First some setup. After grabbing the latest JDK6 build I needed a database with a JDBC 4.0 driver. Some googling revealed that the also nifty Apache Derby database project is such a database, however only special daily builds have support turned on. Fair enough, it was only a download away and JDK6 is still in beta.

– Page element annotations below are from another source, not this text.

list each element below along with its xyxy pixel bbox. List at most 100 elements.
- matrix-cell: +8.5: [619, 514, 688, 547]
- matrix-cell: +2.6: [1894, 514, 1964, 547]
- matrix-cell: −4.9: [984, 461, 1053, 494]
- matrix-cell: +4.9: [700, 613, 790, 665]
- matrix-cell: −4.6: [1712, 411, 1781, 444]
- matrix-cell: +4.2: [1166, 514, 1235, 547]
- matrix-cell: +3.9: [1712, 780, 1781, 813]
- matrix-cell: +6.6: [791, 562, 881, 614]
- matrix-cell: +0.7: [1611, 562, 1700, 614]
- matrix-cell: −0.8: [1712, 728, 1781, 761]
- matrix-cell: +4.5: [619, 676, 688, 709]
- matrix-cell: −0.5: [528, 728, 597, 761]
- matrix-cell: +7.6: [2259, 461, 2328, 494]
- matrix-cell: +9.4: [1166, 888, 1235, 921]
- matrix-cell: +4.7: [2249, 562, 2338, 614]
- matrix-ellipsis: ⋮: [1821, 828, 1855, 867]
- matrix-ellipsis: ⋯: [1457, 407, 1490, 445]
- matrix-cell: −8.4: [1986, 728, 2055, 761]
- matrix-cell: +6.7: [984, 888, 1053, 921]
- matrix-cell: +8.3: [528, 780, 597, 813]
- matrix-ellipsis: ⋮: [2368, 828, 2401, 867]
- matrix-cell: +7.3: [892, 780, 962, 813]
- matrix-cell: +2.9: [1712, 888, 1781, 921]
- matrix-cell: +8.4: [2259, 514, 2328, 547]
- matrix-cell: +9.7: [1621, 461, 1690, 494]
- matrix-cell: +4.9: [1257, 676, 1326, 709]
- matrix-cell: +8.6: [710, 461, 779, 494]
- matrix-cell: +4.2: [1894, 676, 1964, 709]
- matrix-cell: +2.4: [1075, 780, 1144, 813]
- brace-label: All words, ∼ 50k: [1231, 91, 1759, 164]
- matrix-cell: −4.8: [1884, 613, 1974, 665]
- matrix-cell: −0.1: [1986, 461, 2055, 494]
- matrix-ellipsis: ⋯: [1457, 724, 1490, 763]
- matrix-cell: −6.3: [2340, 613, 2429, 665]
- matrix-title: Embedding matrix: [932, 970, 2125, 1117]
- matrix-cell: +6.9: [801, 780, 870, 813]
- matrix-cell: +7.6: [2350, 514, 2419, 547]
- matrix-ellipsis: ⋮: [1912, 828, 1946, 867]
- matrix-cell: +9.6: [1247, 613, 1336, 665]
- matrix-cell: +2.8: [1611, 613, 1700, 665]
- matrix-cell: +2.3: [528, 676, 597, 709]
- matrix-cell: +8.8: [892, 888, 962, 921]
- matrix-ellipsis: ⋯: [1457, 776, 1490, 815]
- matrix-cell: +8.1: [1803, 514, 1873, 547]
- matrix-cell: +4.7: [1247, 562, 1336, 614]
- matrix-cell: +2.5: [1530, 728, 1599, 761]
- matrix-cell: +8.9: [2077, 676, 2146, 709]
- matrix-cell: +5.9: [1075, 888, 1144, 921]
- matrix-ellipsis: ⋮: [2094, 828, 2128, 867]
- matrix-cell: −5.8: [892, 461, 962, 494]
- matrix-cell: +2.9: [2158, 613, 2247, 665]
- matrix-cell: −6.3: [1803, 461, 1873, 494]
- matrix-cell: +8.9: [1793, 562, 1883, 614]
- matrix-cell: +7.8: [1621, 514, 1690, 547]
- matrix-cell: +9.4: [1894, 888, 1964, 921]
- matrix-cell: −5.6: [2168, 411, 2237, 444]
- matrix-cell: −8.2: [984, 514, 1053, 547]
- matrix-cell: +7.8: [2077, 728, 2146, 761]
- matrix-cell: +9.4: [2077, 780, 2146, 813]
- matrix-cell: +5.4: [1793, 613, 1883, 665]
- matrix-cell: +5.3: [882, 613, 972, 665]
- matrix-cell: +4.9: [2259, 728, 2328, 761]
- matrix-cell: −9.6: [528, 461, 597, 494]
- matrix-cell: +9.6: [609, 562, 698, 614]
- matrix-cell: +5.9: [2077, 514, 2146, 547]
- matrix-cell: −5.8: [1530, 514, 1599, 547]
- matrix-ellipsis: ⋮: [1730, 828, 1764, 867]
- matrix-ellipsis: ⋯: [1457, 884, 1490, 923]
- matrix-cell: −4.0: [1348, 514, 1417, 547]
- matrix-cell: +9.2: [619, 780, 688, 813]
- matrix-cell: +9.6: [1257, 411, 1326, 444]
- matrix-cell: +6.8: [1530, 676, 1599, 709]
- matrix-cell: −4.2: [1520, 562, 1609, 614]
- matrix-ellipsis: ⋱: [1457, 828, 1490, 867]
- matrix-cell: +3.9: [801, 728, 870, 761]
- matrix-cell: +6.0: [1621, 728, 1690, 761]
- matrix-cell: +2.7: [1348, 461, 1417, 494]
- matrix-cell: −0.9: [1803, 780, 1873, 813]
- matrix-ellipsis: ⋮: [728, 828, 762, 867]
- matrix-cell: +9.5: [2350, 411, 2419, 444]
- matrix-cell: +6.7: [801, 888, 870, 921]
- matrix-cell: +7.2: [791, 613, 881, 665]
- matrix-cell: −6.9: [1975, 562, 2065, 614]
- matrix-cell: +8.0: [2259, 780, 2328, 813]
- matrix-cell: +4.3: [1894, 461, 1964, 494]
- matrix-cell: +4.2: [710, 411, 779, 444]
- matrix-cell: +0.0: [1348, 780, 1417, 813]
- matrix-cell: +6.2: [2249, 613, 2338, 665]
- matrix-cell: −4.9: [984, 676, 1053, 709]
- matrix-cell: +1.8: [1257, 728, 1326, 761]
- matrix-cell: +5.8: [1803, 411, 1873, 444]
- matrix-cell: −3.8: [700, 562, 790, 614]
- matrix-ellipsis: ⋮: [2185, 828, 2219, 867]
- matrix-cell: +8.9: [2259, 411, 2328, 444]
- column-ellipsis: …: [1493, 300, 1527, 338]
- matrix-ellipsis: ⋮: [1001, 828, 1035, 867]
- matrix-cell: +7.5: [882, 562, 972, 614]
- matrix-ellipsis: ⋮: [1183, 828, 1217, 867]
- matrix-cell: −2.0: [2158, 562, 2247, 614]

Finally, time for some code (ignoring imports, error handling and such):

public static void main(final String[] args)
        throws ClassNotFoundException, SQLException {
    Class.forName(EmbeddedDriver.class.getName());

    final Connection connection = DriverManager.getConnection(
        "jdbc:derby:test-database;create=true");

    final Statement statement = connection.createStatement();
    statement.execute("CREATE TABLE BOB"
            + "(ID INT NOT NULL GENERATED ALWAYS AS IDENTITY,"
            + " NAME VARCHAR(32))");

    connection.setAutoCommit(false);
    connection.setTransactionIsolation(TRANSACTION_SERIALIZABLE);

    final BobQuery query = connection.createQueryObject(BobQuery.class);

    final String name = "the Builder";
        
    final BobKeys key = query.addBob(name).get(0);
    final Bob bob = query.findBobByName(name).get(0);

    System.out.println("inserted = selected? " + key.id.equals(bob.id));

    query.close();
    statement.execute("DROP TABLE BOB");
    connection.commit();
    statement.close();
    connection.close();
}

public class Bob {
    public BigDecimal id;
    public String name;
}

@AutoGeneratedKeys
public class BobKeys {
    public BigDecimal id;
}

public interface BobQuery
        extends BaseQuery {
    @Update(sql = "INSERT INTO BOB(name) VALUES(?1)",
            keys = RETURNED_KEYS_DRIVER_DEFINED)
    DataSet addBob(final String name);

    @Select("SELECT * FROM BOB WHERE name = ?1")
    DataSet findBobByName(final String name);

    @Select("SELECT * FROM BOB")
    DataSet findAllBobs();

    @Update("DELETE FROM BOB")
    int removeAllBobs();
}

Everything worked!

(And Derby helpfully creates a scratch database in-place given the proper JDBC URL.)

There were some gotchas:

  • The Derby driver did not seem to use the new service feature at least for the embedded case shown here.
  • The type for primary key identifiers is BigDecimal, not Long as I guessed at. Improved javadocs would help here.
  • I had little luck with the {fieldName} syntax shown in the @Update annotation javadocs for auto-generated keys. I am unsure if the driver, the JDK, the javadocs or the coder is at fault.

JDBC 4.0 is particularly well thought-out for custom persistence layers. I suspect much was borrowed conceptually from Hibernate's excellent work. To use the common DAO pattern as an example, just consider insertion:

public int addBob(final Bob bob) {
    final DataSet keys = addBob(bob.getName());

    if (keys.isEmpty()) return 0;

    bob.id = keys.get(0).id;

    return keys.size();
}

So much boilerplate code saved, a real boon to the coder in the trenches; the code is very readable; no SQLException peppering the entire DAO layer. (Of course my curiosity rises: what does happen when the database cannot insert? — I need to read more on getSQLWarnings().)

JDBC 4.0 is nifty indeed.

UPDATE: As noted in one of the trackbacks, the Derby JDBC 4.0 driver now supports the service discovery mechanism. No more need to call Class.forName. Excellent.